Bronner was also arrested last October after planting hemp seeds on a
lawn at DEA headquarters.
"It's kind of ironic that we dug up DEA's lawn to plant hemp seeds
and highlight the absurdity of the drug war, but you take it back 50
years and that's what the government itself was doing," Bronner says
in an interview from his company's Southern California headquarters.
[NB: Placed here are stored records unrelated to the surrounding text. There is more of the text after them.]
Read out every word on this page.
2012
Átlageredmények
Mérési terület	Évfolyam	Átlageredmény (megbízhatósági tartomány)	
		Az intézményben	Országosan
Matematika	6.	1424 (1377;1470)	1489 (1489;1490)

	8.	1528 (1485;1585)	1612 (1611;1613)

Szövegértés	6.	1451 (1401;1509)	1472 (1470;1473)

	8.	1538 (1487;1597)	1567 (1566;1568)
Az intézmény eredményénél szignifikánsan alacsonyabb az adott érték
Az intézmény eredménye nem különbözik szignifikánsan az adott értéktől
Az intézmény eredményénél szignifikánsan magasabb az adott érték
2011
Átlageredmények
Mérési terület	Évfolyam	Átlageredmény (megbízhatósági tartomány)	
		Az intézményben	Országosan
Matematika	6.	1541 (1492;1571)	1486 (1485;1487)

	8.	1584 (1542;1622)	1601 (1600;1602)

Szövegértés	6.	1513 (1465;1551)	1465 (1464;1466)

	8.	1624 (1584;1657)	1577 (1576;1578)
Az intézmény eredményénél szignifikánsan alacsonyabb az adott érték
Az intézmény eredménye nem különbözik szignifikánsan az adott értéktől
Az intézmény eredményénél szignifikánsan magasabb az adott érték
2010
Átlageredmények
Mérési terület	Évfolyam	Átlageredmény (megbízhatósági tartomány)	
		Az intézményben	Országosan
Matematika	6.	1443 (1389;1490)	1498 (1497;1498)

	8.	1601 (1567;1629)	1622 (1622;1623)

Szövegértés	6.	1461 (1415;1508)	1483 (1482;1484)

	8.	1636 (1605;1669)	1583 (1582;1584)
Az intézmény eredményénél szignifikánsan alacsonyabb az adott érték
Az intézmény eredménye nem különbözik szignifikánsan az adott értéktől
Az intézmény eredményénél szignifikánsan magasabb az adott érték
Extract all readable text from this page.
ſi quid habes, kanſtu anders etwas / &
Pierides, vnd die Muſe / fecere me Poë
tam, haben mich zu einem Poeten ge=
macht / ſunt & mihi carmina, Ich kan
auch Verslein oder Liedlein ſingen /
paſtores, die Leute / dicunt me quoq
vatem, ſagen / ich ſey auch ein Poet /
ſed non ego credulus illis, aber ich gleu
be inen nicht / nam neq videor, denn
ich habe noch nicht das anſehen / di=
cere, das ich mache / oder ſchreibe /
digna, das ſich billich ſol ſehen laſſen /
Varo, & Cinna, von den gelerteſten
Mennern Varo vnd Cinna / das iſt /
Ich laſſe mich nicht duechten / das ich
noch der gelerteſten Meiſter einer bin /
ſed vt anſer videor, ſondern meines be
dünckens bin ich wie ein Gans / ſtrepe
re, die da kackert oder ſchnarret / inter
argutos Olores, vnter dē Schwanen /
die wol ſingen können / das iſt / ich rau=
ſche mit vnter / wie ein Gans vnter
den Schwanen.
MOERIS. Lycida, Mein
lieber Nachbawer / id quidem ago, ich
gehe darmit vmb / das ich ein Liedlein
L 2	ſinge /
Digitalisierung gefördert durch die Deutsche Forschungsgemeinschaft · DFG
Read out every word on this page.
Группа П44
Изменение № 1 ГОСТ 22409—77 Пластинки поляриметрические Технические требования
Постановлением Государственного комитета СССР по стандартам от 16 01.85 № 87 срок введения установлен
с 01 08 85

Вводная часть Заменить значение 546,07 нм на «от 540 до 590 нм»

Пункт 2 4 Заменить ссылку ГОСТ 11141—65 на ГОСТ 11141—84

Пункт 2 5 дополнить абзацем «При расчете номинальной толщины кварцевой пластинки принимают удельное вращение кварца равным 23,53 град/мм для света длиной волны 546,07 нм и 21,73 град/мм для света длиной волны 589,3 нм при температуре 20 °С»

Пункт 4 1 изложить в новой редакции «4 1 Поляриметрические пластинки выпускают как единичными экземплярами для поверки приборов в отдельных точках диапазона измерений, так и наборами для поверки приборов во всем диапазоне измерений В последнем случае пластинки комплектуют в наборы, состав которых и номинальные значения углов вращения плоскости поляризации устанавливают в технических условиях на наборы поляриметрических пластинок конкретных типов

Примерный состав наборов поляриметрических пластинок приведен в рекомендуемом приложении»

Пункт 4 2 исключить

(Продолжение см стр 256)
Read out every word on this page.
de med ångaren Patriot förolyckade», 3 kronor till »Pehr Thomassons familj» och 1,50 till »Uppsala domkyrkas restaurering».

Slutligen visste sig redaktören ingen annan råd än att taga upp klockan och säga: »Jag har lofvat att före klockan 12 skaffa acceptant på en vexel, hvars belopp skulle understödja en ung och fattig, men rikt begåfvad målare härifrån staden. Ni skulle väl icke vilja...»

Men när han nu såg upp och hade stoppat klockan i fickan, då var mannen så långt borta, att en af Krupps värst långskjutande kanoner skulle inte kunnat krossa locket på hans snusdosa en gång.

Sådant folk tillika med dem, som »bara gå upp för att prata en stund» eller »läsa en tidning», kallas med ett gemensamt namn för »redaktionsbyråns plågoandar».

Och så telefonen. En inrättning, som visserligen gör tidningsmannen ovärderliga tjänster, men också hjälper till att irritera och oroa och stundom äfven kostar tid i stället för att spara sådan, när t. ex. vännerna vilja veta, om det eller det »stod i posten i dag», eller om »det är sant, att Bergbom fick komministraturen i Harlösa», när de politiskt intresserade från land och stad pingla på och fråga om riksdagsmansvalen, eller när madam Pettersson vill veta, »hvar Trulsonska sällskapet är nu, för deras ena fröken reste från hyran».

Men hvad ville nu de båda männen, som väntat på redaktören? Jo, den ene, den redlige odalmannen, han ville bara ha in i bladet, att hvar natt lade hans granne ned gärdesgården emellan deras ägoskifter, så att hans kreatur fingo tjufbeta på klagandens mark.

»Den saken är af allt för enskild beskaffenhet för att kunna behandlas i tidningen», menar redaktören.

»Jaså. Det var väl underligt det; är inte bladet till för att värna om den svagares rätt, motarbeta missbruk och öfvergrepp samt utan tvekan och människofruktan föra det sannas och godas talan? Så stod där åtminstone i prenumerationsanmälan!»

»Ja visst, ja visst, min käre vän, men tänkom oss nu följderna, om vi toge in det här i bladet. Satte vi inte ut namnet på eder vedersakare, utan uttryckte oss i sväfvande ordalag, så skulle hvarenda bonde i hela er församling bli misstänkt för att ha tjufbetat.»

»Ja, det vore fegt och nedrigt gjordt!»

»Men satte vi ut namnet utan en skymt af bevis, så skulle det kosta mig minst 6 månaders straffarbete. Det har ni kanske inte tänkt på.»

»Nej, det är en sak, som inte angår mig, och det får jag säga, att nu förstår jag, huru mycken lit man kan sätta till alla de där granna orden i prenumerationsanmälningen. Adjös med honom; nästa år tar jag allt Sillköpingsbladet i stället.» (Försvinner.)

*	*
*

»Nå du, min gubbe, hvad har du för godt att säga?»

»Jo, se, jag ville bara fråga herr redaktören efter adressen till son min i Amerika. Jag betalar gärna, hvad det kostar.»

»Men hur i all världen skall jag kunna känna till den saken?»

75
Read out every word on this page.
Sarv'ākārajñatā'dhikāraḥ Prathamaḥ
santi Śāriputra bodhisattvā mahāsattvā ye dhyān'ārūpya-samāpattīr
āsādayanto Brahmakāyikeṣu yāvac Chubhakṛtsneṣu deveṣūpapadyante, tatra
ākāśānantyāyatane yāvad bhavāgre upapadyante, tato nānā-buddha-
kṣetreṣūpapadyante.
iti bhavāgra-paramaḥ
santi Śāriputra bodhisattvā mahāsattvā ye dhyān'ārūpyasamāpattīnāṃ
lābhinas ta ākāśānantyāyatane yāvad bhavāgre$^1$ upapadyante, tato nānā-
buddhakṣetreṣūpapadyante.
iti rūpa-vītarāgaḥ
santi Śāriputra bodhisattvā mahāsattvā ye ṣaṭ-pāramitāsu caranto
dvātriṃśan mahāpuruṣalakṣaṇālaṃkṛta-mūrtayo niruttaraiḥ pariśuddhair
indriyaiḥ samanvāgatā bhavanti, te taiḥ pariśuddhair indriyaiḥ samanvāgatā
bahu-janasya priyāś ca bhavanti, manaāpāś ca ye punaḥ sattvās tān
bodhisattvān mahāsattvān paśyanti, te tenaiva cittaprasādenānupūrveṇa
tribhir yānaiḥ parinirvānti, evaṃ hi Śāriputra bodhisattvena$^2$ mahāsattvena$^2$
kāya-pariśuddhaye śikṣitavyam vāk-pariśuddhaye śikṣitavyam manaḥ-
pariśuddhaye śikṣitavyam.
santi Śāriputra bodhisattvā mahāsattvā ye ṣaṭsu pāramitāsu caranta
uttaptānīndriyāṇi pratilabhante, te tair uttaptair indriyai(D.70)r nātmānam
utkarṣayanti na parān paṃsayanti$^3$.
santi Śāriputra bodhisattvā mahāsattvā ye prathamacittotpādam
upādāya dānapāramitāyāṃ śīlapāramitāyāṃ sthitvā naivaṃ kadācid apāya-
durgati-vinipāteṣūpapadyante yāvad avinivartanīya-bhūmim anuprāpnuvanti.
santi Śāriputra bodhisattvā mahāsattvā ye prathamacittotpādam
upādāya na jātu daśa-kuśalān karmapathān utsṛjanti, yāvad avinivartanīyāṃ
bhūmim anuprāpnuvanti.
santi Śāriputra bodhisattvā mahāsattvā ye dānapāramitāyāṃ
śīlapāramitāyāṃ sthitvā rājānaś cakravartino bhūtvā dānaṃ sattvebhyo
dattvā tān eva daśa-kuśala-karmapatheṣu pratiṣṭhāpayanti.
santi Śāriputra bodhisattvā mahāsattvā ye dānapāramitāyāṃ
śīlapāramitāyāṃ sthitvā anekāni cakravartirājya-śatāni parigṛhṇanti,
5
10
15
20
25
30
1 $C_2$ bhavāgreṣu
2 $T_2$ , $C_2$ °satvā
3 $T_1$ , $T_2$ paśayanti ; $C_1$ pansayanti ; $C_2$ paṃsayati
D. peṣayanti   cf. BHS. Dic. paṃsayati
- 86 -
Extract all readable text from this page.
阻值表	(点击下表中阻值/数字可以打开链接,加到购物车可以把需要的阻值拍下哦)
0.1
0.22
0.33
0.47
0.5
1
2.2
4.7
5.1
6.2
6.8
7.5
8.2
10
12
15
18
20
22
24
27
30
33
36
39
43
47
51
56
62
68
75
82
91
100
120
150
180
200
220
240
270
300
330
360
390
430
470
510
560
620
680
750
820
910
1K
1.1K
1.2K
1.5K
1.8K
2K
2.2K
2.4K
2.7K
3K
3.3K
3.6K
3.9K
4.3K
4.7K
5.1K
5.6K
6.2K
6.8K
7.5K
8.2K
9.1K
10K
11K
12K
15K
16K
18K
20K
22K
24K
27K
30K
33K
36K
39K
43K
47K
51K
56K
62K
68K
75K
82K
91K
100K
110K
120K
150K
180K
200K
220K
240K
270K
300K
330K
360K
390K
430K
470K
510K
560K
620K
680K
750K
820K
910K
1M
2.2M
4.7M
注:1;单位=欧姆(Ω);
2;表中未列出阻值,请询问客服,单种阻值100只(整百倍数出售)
Krawitz tried to deliver the Dewey materials to the D.C. hempsters in
February, but he got stuck in the "Snowmageddon" storm that paralyzed
the area. Finally, when the weather cleared, he made it to Eidinger's
Adams Morgan apartment.
Feeling like this would be a Moment, they pulled out a video camera
and began to sift through the materials with Eric Steenstra,
president of Vote Hemp, a nonprofit dedicated to changing hemp
cultivation laws. Each turn of the page brought Dewey into sharper focus.
It didn't take long for Eidinger to conclude they'd found "a major
gem" and a kindred spirit. He thought: "I can totally relate to this guy."